The protests came a day after Iran’s Supreme Leader Ayatollah Ali Khamenei described the magazine’s decision to republish the cartoons as an “unforgivable sin” and a “grave crime.”
The protesters in Tehran, carrying religious flags and placards, chanted religious slogans outside the embassy.
“[The French authorities] do not deal with a bunch of clowns who insult prophets, but they imprison and torture scientists for simply investigating whether the Holocaust happened,” an Iranian cleric addressing the crowd using a microphone said.
Dozens also staged a protest in the city of Qom on the same day to condemn the French magazine’s decision.
Protesters in Qom set fire to US and Israeli flags as they stomped on them.
The magazine republished the cartoons on the eve of a trial in Paris of alleged accomplices in a 2015 attack on the magazine’s offices by Islamist militant gunmen in which 12 people were killed.

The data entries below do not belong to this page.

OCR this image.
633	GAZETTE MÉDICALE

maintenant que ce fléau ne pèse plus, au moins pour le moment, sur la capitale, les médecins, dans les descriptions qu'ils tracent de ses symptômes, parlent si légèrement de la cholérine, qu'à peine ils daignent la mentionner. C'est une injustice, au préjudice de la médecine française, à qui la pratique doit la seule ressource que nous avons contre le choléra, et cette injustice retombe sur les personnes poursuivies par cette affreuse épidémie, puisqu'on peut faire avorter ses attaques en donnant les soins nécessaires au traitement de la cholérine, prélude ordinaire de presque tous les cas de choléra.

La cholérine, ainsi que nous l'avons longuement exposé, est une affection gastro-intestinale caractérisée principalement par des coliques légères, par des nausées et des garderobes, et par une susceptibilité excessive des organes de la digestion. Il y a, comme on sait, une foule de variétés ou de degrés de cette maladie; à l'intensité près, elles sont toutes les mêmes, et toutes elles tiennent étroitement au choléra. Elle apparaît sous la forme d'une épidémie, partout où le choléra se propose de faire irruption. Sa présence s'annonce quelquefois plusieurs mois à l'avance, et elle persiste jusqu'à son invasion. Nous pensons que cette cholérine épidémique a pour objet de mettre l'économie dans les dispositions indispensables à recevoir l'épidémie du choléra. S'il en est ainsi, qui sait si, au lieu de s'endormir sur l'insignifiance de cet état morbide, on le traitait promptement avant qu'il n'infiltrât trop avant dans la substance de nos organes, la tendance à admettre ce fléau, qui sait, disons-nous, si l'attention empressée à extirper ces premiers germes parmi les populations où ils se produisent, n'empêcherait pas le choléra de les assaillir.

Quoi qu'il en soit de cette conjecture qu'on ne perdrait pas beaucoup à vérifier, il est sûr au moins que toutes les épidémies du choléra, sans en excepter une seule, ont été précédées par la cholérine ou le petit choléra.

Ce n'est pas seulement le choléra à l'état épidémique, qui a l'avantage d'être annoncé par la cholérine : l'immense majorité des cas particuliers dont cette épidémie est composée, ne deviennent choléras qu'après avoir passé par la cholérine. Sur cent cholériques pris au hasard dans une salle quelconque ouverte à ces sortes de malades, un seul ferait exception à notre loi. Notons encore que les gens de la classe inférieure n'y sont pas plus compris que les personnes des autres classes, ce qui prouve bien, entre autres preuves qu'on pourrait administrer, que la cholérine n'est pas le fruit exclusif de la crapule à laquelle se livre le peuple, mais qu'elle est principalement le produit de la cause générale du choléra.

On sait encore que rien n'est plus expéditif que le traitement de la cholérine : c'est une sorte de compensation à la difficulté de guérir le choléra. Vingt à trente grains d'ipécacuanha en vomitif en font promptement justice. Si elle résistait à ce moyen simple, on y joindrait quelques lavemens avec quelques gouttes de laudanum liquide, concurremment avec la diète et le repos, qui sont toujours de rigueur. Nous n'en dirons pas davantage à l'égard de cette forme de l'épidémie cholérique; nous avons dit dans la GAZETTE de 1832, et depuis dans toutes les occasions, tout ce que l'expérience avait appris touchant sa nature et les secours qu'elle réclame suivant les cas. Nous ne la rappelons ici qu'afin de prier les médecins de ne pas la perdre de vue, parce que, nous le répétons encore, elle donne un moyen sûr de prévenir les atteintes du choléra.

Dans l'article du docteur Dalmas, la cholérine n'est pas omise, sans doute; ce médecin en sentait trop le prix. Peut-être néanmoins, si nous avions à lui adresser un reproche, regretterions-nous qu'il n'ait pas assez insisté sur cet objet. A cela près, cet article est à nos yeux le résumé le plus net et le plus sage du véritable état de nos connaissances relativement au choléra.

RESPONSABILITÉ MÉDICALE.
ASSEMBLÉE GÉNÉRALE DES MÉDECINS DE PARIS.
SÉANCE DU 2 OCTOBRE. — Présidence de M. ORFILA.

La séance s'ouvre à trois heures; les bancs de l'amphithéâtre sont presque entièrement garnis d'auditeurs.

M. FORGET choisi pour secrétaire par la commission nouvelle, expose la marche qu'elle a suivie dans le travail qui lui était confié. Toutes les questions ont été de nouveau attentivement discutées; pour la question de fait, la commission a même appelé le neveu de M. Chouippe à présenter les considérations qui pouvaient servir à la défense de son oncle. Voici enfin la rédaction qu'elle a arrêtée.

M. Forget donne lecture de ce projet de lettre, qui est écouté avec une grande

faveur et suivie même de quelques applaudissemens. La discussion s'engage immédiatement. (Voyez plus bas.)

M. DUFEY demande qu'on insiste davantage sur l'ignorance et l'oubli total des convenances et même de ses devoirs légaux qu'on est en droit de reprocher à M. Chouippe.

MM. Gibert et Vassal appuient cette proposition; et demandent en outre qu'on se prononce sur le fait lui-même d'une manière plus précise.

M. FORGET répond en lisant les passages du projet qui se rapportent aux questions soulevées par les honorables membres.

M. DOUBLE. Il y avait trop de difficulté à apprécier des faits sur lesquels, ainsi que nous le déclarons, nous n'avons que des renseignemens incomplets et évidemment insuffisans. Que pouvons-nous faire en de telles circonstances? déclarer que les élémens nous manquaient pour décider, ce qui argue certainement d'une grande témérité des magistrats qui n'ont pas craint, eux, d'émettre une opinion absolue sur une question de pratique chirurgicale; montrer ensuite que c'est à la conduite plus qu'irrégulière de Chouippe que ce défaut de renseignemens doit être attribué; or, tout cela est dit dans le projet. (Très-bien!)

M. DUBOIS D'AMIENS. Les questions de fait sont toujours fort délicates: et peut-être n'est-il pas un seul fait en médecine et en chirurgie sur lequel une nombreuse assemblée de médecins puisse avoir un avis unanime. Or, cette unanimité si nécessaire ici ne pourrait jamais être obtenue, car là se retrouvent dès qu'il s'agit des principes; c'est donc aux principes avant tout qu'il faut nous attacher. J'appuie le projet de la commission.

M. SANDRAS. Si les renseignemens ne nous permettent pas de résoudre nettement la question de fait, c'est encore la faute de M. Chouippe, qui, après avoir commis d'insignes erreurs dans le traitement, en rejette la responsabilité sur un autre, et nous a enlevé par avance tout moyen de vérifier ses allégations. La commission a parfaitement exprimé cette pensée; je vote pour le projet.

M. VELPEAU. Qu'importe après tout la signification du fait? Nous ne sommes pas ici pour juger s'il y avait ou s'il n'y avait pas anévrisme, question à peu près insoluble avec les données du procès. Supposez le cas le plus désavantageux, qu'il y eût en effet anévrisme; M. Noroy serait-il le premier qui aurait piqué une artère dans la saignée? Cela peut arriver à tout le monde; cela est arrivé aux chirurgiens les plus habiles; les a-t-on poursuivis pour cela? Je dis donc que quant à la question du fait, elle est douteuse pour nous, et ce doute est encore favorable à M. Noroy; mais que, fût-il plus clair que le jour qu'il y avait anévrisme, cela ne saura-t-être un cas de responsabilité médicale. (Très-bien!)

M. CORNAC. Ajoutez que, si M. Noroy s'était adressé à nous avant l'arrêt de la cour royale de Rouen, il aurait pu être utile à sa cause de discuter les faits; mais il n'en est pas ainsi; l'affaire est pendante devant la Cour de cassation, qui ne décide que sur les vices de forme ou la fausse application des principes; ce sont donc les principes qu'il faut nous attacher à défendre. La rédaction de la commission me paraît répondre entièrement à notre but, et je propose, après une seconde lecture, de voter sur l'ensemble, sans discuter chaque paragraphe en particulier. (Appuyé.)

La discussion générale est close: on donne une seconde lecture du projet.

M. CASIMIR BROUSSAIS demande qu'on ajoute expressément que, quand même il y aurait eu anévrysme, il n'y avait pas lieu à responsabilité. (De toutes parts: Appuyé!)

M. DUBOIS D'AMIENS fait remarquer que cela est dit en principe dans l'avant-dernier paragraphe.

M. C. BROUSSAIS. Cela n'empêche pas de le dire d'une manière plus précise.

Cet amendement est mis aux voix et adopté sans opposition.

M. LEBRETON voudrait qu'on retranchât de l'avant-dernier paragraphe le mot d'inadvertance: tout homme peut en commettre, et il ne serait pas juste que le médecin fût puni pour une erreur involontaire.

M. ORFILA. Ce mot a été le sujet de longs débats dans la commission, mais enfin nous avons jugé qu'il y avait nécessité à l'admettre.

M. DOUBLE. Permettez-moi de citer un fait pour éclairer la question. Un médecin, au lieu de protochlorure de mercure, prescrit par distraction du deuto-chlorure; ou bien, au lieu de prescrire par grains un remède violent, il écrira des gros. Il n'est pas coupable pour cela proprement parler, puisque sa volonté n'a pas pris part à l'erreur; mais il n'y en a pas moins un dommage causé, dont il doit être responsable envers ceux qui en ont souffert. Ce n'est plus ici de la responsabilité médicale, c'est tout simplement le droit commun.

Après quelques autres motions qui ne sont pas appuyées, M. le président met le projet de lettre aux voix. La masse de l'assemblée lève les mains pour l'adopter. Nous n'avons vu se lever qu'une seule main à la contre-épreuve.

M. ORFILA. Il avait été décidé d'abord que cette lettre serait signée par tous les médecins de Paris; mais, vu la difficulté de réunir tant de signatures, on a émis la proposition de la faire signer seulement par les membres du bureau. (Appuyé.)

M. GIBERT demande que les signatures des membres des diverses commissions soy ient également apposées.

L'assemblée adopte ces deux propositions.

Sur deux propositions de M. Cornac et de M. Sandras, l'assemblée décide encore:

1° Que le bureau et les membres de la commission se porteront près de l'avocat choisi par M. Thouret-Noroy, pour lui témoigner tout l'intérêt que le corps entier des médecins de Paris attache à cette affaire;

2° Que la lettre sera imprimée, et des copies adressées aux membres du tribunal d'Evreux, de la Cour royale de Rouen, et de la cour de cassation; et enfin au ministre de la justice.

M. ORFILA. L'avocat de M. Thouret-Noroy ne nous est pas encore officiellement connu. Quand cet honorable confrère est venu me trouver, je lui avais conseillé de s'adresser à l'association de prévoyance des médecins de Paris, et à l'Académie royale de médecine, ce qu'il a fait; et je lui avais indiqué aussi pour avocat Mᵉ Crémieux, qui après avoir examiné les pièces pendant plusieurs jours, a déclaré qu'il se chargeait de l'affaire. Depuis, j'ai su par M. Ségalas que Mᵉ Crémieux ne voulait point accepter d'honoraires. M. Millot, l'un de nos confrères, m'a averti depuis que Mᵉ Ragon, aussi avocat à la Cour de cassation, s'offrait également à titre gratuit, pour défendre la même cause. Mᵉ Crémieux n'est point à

On January 7, 2015, two gunmen stormed the magazine’s Paris offices.
French President Emmanuel Macron said last week that it was not his place to pass judgment on the decision to republish cartoons of the Prophet Mohammad, saying France has freedom of expression.
But Macron, speaking on a visit to Lebanon, said it was incumbent on French citizens to show civility and respect for each other, and avoid a “dialogue of hate.”
“It’s never the place of a president of the Republic to pass judgment on the editorial choice of a journalist or newsroom, never. Because we have freedom of the press,” Macron said.